Die Kamera liefert insgesamt befriedigende Ergebnisse, wenn die Beleuchtung stimmt. Weiße Flächen, wie Wolken haben einen deutlichen Rotstich. Die Bilddynamik lässt ebenfalls zu wünschen übrig, Farben werden in der Grundeinstellung aber gut abgebildet. Videos nimmt das E900 Optimus 7 mit 720p (1280x720 Pixel) auf. Die Bildwiederholungsrate ist mit 24 Bildern pro Sekunde in Ordnung, ein Ruckeln ist nicht zu bemerken. Die Fotoqualität fällt bei schlechtem Wetter oder bei Innenaufnahmen ab, dann lässt auch die Bildschärfe zu wünschen übrig. Bei Nacht ist sie noch schlechter. Nahaufnahmen wirken dank des fehlenden Makromodus unscharf.

Akkulaufzeit

Im normalen Betrieb (30 Minuten telefonieren, eine handvoll Push-Mails, 90 Minuten MP3, ein paar Fotos) hält der Akku mit seinen 1500 mAh knapp zwei Arbeitstage durch.
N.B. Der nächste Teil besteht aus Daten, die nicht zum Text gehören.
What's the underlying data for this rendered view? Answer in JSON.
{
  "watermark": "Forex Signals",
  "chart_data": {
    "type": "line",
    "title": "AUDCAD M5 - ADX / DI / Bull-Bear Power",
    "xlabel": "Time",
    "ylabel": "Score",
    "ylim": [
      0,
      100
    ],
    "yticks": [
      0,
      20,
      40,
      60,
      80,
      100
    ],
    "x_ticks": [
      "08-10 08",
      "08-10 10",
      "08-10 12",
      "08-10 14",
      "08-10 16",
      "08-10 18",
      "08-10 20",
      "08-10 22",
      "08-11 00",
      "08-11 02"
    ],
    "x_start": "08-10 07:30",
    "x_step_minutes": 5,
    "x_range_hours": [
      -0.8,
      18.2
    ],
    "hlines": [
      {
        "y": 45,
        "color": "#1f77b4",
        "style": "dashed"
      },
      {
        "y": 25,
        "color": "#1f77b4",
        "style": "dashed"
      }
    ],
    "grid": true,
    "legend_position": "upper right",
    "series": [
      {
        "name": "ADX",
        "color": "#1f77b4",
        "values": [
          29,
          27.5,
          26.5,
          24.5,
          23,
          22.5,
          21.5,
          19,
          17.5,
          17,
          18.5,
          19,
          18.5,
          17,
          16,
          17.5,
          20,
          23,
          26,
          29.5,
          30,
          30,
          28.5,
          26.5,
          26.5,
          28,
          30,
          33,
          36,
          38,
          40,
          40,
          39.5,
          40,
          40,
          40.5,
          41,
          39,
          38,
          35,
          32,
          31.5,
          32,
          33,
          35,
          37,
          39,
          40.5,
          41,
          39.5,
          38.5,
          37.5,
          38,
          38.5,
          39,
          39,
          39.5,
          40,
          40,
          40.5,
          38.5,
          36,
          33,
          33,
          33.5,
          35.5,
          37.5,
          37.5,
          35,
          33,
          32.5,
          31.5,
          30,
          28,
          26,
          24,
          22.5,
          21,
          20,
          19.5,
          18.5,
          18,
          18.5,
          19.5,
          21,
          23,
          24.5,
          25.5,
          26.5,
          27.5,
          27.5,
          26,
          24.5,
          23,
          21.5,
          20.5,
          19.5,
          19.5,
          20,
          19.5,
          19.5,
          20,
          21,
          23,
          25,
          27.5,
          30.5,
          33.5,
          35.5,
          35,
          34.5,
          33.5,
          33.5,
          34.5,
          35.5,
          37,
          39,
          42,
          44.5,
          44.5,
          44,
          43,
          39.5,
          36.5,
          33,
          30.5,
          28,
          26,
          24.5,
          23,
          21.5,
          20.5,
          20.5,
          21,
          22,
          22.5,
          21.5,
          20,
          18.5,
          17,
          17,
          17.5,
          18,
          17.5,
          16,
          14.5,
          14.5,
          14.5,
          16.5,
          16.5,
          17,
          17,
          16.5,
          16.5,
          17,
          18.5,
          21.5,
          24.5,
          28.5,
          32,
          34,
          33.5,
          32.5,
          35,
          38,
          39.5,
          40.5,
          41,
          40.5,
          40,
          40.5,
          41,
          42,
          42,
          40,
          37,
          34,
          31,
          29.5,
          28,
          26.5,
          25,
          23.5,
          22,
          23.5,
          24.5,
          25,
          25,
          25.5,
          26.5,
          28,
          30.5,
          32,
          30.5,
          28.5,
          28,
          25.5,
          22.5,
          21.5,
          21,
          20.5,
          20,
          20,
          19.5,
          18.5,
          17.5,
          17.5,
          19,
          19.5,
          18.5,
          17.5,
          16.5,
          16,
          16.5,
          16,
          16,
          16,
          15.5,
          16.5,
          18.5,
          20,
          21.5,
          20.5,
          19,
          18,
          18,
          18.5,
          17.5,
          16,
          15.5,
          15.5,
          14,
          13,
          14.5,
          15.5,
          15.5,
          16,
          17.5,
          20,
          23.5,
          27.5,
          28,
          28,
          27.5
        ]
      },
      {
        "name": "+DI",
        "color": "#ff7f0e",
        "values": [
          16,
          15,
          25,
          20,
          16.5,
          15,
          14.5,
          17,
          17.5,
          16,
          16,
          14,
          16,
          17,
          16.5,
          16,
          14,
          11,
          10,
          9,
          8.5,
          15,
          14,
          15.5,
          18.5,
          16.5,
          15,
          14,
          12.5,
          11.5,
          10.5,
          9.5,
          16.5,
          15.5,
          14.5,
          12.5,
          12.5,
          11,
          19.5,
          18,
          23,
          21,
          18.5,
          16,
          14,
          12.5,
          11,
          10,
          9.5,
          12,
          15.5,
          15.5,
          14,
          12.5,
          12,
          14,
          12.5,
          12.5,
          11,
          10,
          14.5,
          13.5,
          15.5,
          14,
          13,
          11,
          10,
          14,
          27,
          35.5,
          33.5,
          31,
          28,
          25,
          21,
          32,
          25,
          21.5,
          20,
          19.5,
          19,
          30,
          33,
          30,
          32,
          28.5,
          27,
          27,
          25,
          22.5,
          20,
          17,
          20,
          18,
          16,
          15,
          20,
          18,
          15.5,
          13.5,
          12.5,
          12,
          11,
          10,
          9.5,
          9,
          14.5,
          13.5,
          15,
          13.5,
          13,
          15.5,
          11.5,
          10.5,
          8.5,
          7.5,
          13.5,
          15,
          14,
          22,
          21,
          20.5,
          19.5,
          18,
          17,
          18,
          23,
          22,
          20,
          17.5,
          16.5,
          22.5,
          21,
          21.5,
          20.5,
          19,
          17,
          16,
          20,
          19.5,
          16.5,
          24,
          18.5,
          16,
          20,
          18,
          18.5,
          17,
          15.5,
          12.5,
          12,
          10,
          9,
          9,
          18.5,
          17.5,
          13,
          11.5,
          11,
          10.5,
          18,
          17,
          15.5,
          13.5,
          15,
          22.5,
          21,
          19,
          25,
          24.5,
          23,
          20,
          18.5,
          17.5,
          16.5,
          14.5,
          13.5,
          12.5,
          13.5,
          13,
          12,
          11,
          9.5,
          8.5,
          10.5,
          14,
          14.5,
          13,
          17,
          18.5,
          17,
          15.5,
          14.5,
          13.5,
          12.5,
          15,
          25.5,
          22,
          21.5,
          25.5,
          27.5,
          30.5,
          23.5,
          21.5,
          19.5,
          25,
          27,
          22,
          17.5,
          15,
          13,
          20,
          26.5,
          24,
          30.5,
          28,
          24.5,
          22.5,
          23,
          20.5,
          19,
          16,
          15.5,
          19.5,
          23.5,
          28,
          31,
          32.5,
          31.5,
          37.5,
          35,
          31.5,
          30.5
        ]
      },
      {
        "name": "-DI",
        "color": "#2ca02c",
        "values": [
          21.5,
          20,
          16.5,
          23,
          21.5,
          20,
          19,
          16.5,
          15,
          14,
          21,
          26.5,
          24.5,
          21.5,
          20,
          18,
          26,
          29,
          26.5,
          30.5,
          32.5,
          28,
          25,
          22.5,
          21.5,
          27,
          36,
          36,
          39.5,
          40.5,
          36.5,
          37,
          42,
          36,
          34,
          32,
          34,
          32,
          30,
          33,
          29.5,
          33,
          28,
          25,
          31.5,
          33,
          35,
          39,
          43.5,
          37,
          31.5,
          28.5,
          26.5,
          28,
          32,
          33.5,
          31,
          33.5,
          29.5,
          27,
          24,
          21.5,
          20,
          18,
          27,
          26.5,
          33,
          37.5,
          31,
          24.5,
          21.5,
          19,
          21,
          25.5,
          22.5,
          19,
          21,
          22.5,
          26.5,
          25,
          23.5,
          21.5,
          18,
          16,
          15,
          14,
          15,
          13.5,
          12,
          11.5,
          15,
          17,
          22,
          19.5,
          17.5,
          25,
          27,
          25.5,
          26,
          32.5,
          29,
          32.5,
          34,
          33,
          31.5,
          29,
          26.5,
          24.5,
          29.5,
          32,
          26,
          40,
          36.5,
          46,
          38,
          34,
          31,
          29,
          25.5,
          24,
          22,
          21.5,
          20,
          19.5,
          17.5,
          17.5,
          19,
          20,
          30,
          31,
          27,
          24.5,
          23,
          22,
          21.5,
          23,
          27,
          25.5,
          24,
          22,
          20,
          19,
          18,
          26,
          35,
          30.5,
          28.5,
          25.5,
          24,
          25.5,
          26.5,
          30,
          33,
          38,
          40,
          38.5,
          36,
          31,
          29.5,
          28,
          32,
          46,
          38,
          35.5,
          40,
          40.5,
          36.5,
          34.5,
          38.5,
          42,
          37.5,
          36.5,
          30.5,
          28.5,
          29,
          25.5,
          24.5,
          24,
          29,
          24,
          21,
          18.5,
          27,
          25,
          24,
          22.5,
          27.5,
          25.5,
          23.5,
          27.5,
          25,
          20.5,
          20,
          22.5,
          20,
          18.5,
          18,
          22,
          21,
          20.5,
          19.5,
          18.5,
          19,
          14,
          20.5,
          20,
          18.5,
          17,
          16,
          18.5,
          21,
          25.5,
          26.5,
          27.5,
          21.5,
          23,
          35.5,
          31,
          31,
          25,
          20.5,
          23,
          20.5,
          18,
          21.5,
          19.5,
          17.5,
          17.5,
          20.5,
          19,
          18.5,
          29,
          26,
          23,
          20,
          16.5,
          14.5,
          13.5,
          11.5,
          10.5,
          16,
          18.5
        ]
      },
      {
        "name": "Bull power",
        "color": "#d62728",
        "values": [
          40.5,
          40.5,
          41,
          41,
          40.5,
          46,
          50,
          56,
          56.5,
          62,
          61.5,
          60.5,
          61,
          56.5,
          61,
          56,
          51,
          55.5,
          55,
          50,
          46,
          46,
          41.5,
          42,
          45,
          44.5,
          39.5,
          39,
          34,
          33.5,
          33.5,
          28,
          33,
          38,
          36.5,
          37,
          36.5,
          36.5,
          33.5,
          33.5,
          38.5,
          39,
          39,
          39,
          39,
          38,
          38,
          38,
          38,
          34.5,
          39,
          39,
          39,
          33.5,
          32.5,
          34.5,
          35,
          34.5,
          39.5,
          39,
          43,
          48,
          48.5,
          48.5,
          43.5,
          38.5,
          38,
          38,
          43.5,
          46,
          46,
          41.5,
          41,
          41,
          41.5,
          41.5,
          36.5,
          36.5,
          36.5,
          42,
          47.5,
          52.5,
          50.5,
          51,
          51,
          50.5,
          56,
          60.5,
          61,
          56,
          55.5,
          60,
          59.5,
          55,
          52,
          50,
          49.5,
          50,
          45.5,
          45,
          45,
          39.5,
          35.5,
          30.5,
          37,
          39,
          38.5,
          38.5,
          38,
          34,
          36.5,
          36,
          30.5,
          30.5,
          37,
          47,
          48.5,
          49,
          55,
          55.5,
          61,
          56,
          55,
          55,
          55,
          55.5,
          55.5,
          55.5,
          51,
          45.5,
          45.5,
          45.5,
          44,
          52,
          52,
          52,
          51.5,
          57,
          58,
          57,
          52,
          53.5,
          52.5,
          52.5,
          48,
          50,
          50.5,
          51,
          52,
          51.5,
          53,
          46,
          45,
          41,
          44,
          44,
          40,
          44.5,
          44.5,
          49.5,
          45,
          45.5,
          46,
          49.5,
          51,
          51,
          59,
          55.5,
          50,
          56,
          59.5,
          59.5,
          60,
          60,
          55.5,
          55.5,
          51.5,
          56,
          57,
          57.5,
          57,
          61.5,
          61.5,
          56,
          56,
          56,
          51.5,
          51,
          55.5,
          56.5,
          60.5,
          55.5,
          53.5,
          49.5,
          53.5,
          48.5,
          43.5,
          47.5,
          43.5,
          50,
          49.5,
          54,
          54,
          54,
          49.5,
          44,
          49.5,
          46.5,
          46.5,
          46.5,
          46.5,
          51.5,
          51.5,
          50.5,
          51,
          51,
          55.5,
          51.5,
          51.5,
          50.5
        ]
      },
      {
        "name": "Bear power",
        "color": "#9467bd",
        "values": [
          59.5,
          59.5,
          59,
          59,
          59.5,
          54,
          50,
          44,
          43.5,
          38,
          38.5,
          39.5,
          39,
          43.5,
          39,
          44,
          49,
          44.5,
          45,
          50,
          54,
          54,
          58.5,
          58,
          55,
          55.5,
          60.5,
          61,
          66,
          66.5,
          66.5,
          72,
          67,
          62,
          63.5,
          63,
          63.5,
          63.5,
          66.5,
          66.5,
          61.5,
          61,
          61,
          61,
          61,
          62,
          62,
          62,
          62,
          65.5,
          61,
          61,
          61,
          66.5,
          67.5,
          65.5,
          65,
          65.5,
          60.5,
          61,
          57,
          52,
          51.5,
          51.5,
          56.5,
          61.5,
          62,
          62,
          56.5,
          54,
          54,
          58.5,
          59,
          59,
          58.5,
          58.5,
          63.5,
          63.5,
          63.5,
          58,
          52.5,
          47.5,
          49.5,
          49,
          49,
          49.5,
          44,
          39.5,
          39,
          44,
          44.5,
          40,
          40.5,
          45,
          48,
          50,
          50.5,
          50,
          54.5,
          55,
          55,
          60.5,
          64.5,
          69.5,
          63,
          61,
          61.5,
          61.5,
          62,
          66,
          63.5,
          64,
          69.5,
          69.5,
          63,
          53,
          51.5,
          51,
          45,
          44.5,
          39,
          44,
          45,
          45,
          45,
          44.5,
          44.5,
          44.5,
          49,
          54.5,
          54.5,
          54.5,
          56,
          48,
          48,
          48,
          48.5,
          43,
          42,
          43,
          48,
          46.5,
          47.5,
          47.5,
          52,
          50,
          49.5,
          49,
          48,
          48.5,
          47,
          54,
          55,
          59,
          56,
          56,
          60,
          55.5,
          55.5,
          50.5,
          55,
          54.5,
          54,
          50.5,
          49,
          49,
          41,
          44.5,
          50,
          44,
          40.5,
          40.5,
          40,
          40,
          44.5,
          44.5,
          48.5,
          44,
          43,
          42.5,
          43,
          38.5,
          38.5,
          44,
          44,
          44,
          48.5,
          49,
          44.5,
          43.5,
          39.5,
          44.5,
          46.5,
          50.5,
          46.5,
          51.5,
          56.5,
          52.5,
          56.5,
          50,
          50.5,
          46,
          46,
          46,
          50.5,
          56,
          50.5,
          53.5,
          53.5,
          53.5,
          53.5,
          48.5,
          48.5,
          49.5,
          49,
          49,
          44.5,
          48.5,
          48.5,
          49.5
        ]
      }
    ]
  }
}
Nutz man sein Smartphone als Radio oder Hosentaschenwurlitzer macht der Akku bei abgeschaltetem Display nach knapp 9 Stunden schlapp. Intensivnutzer mit ausgeprägter Telefonitis werden ihr Schmuckstück täglich Tag laden müssen.

Videotest

Fazit

Autor
Microsoft bestimmt die technischen Mindestvorgaben für Smartphones (1 Ghz Prozessor, 8 GB Speicher) mit Windows Phone 7. Der Hersteller kann also nur noch das Feintuning übernehmen. Mit dem Optimus 7 stellen LG und Microsoft zwar ein ziemlich ausgereiftes Handy vor, es hakt aber noch an ein paar Ecken (Übersetzung, fehlendes Copy & Paste, Multitasking). Die Tastenleiste aus Kunststoff kann nicht überzeugen. Die Bedienung ist dank Windows Phone 7 einfach, die Eingewöhnung daher recht kurz. Das Softwareangebot ist noch ziemlich übersichtlich, aber aller Anfang ist bekanntlich schwer. Leider versteht sich der Videoplayer - trotz Angabe auf der Webseite des Herstellers - nicht mit DivX und XviD, lediglich MP4 und WMV sind ihm geläufig. Der Musikplayers klingt mäßig und ist nicht mit dem HTC 7 Mozart vergleichbar. Wer Interesse am Optimus 7 hat, sollte es vorher auf jeden Fall in die Hand nehmen, ich persönlich tendiere eher zu Android. Trotzdem hat Microsoft Phone 7 noch Potential.